GATE (TF) Textile 2022 Question Paper Solution | GATE/2022/TF/28

Crystallinity refers to the degree to which a material is composed of a regular arrangement of atoms, molecules, or ions. It is a measure of the amount of ordered structure in a material, and is expressed as a ratio of the crystalline (ordered) regions to the amorphous (disordered) regions. A material with a high degree of crystallinity will have a well-defined crystal structure, while a material with low crystallinity will have a more disordered structure. Crystallinity is a property of many materials, including polymers, ceramics, and metals, and is important in determining the physical, mechanical, and optical properties of these materials.

WAXD stands for Wide-Angle X-ray Diffraction, which is a type of X-ray diffraction (XRD) technique used to determine the crystal structure of a material. XRD is a powerful analytical tool for studying the crystalline nature of materials, and WAXD specifically utilizes a wide angular range of X-ray beams to generate diffraction patterns that provide information about the crystal structure and lattice parameters of the material. WAXD is commonly used in fields such as materials science, physics, and chemistry, and can be used to study a variety of materials, including metals, ceramics, polymers, and biological samples.

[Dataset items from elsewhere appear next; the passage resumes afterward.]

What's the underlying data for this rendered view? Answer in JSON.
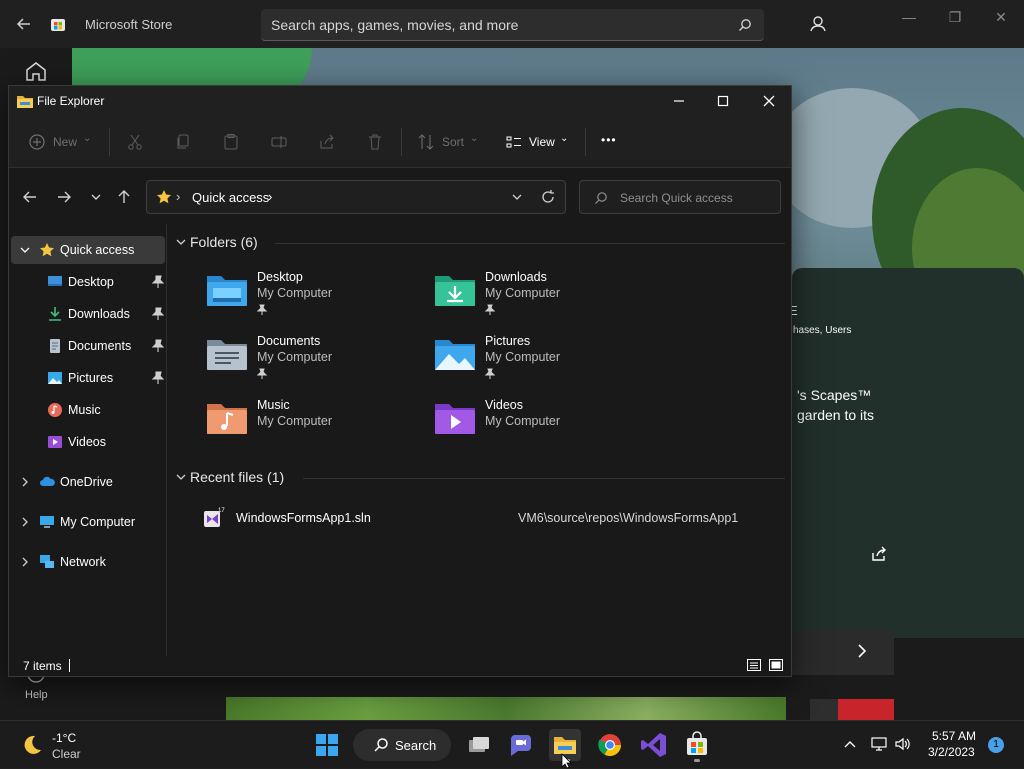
{
  "store": {
    "title": "Microsoft Store",
    "search_placeholder": "Search apps, games, movies, and more",
    "help_label": "Help",
    "hero_badge": "E",
    "hero_meta": "hases, Users",
    "hero_line1": "'s Scapes™",
    "hero_line2": "garden to its"
  },
  "explorer": {
    "title": "File Explorer",
    "toolbar": {
      "new_label": "New",
      "sort_label": "Sort",
      "view_label": "View",
      "more_label": "•••"
    },
    "address": {
      "path_label": "Quick access",
      "search_placeholder": "Search Quick access"
    },
    "sidebar": {
      "items": [
        {
          "label": "Quick access",
          "icon": "star-icon"
        },
        {
          "label": "Desktop",
          "icon": "desktop-icon",
          "pinned": true
        },
        {
          "label": "Downloads",
          "icon": "download-icon",
          "pinned": true
        },
        {
          "label": "Documents",
          "icon": "document-icon",
          "pinned": true
        },
        {
          "label": "Pictures",
          "icon": "pictures-icon",
          "pinned": true
        },
        {
          "label": "Music",
          "icon": "music-icon"
        },
        {
          "label": "Videos",
          "icon": "videos-icon"
        },
        {
          "label": "OneDrive",
          "icon": "cloud-icon"
        },
        {
          "label": "My Computer",
          "icon": "computer-icon"
        },
        {
          "label": "Network",
          "icon": "network-icon"
        }
      ]
    },
    "folders_header": "Folders (6)",
    "folders": [
      {
        "name": "Desktop",
        "location": "My Computer",
        "pinned": true
      },
      {
        "name": "Downloads",
        "location": "My Computer",
        "pinned": true
      },
      {
        "name": "Documents",
        "location": "My Computer",
        "pinned": true
      },
      {
        "name": "Pictures",
        "location": "My Computer",
        "pinned": true
      },
      {
        "name": "Music",
        "location": "My Computer",
        "pinned": false
      },
      {
        "name": "Videos",
        "location": "My Computer",
        "pinned": false
      }
    ],
    "recent_header": "Recent files (1)",
    "recent": [
      {
        "name": "WindowsFormsApp1.sln",
        "path": "VM6\\source\\repos\\WindowsFormsApp1"
      }
    ],
    "status": "7 items"
  },
  "taskbar": {
    "weather_temp": "-1°C",
    "weather_condition": "Clear",
    "search_label": "Search",
    "time": "5:57 AM",
    "date": "3/2/2023",
    "notification_count": "1"
  },
  "colors": {
    "accent": "#4aa0e6",
    "folder_yellow": "#f4c542",
    "window_bg": "#191919"
  }
}
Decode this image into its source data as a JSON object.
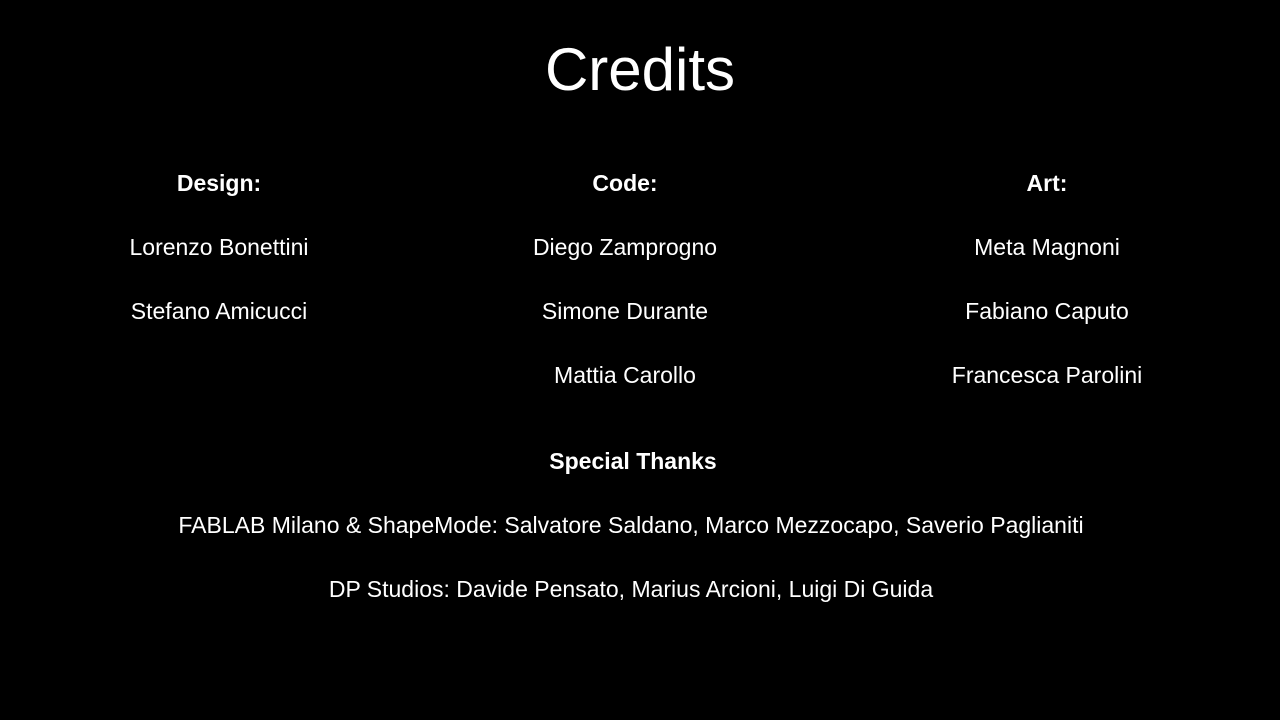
{
  "title": "Credits",
  "columns": {
    "design": {
      "heading": "Design:",
      "names": [
        "Lorenzo Bonettini",
        "Stefano Amicucci"
      ]
    },
    "code": {
      "heading": "Code:",
      "names": [
        "Diego Zamprogno",
        "Simone Durante",
        "Mattia Carollo"
      ]
    },
    "art": {
      "heading": "Art:",
      "names": [
        "Meta Magnoni",
        "Fabiano Caputo",
        "Francesca Parolini"
      ]
    }
  },
  "special_thanks": {
    "heading": "Special Thanks",
    "lines": [
      "FABLAB Milano & ShapeMode: Salvatore Saldano, Marco Mezzocapo, Saverio Paglianiti",
      "DP Studios: Davide Pensato, Marius Arcioni, Luigi Di Guida"
    ]
  }
}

TGA stands for Thermal Gravimetric Analysis, which is a type of analytical technique used to determine the thermal stability and decomposition behavior of materials. In TGA, a sample is subjected to a controlled temperature ramp while its weight is continuously monitored. The weight loss of the sample as a function of temperature provides information about the thermal decomposition of the sample, including the temperature at which decomposition occurs and the amount of weight loss. TGA can be used to study a variety of materials, including polymers, ceramics, metals, and biological samples, and is a useful tool in fields such as materials science, chemistry, and environmental science.

Birefringence is a property of materials in which light passing through the material is split into two separate beams that have different polarization states. This occurs because the material has anisotropic, or directional-dependent, optical properties, meaning that the material has different indices of refraction for light polarized in different directions. Birefringence is a result of the different optical paths taken by the two polarized beams, which cause the beams to emerge with different phase shifts, resulting in a double image or colored fringes. Birefringence is found in many natural materials, such as quartz and calcite, as well as in man-made materials, such as polymers and liquid crystals, and plays an important role in many areas of science and engineering, including optics, photonics, and materials science.

SEM stands for Scanning Electron Microscopy, which is a type of electron microscopy used to study the surface structure and composition of materials at high resolution. In SEM, a beam of electrons is scanned across the surface of a sample, and the electrons that are emitted from the sample as a result of the interaction with the electron beam are used to form an image of the sample’s surface. SEM provides information about the surface structure, topography, and composition of materials, and can be used to study a wide range of materials, including metals, ceramics, polymers, and biological samples. SEM is a widely used tool in fields such as materials science, chemistry, and biology, and is particularly useful for studying the surface features of materials at a high level of detail.